Apes Can Recognize Old Friends They Haven't Seen in Decades
Turns out chimps and bonobos have social memories like a steel trap.
There’s no shame in admitting that many of us may struggle to remember the names of our high school friends (or even that friend of a friend you met last week). The same can’t be said for our other great ape cousins because, for them, the imprint of a friendly face might be literally unforgettable.
According to a study published Monday in the journal Proceeding of the National Academy of Sciences, chimpanzees and bonobos — Homo sapiens' closest living relatives — appear to still remember former groupmates or family members even if their last encounter was more than 25 years ago. The researchers say this study demonstrates that apes are capable of long-lasting social memory and that this ability might have been a stepping stone in the evolution of complex social structures and cultures in humans.
“We tend to think about great apes as quite different from ourselves but we have really seen these animals as possessing cognitive mechanisms that are very similar to our own, including memory,” Laura Lewis, the study’s first author and a comparative psychologist at the University of California, Berkeley, said in a press release.
Being social creatures, humans enjoy enduring memories of others that include contextual information like physical traits and our interactions and relationships with them, but it’s not entirely clear when this ability evolved. When we look at non-human primates, they also have some impressive social memory skills but scientists don’t know how long-lasting this skill can be, especially across different ape species. Discovering this missing piece to the cognitive puzzle would help pinpoint which aspects of our social memory are unique to us and which might be shared with our primate relatives.
For their study, the researchers conducted an experiment focused on a group of 26 chimpanzees and bonobos living in three different zoos in Scotland, Belgium, and Japan. These chimps were shown pictures of other apes they used to live with (who had left the zoos or died) alongside pictures of apes they’ve never met. For the group consisting of previous primate acquaintances, the last encounter ranged between nine months and 26 years. The researchers also considered the participants’ previous interactions, whether positive or negative.

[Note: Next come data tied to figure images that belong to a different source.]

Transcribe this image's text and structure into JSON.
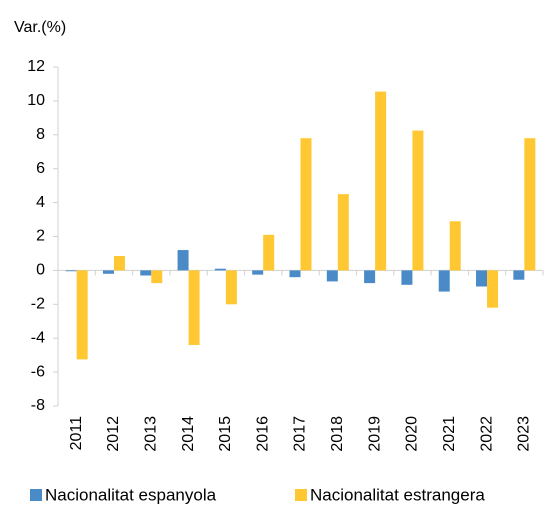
{
  "chart_data": {
    "type": "bar",
    "y_axis_label": "Var.(%)",
    "categories": [
      "2011",
      "2012",
      "2013",
      "2014",
      "2015",
      "2016",
      "2017",
      "2018",
      "2019",
      "2020",
      "2021",
      "2022",
      "2023"
    ],
    "series": [
      {
        "name": "Nacionalitat espanyola",
        "color": "#4a8ac6",
        "values": [
          -0.05,
          -0.2,
          -0.3,
          1.2,
          0.1,
          -0.25,
          -0.4,
          -0.65,
          -0.75,
          -0.85,
          -1.25,
          -0.95,
          -0.55
        ]
      },
      {
        "name": "Nacionalitat estrangera",
        "color": "#ffc832",
        "values": [
          -5.25,
          0.85,
          -0.75,
          -4.4,
          -2.0,
          2.1,
          7.8,
          4.5,
          10.55,
          8.25,
          2.9,
          -2.2,
          7.8
        ]
      }
    ],
    "ylim": [
      -8,
      12
    ],
    "yticks": [
      -8,
      -6,
      -4,
      -2,
      0,
      2,
      4,
      6,
      8,
      10,
      12
    ],
    "grid": false,
    "legend": "bottom"
  }
}
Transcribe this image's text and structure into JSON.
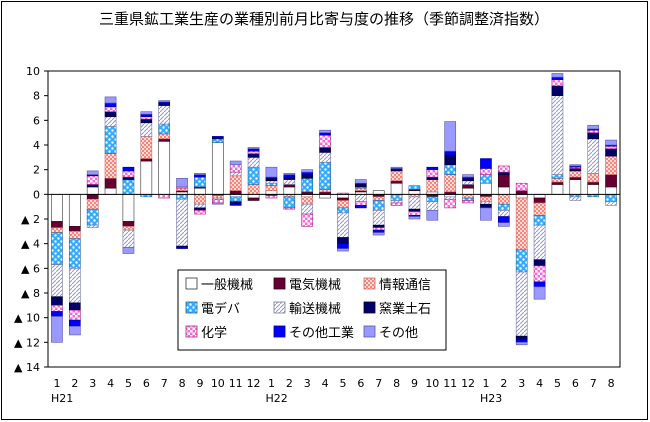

Tracking the primates’ eye movement using a non-invasive eye-tracking device, they tended to stare more at pictures of their former groupmates, especially those they associated with positive interactions. Surprisingly, it didn’t matter how long the chimpanzees and bonobos had been apart: for one bonobo named Louise, who hadn’t seen her sister and nephew for over 25 years, the researchers say she consistently paid attention to their pictures, suggesting that Louise still remembered them after all these years.
“This pattern of social relationships shaping long-term memory in chimpanzees and bonobos is similar to what we see in humans, that our own social relationships also seem to shape our long-term memory of individuals,” said Lewis.
Christopher Krupenye, an assistant professor at Johns Hopkins who led the study, said the primates paying attention to others they’ve had positive experiences also goes beyond familiarity.
“[T]hey’re keeping track of aspects of the quality of these social relationships,” he said in the press release.
The study also raises the possibility that the apes may be missing their former groupmates and family members and that the absence, of using a well-worn idiom, makes their hearts grow fonder. The researchers say that with future studies, they want to further explore what emotional weight these social memories hold for great apes and whether they retain enduring memories of experiences in addition to other individuals.
“This work clearly shows how fundamental and long-lasting these relationships are,” said Krupenye. “Disruption to those relationships is likely very damaging.”
While evidence that chimps and bonobos form rich, long-lasting social bonds can inform humanity's own cognitive history, it also reaffirms that these vulnerable species lead complex, heartfelt lives that we are only beginning to understand.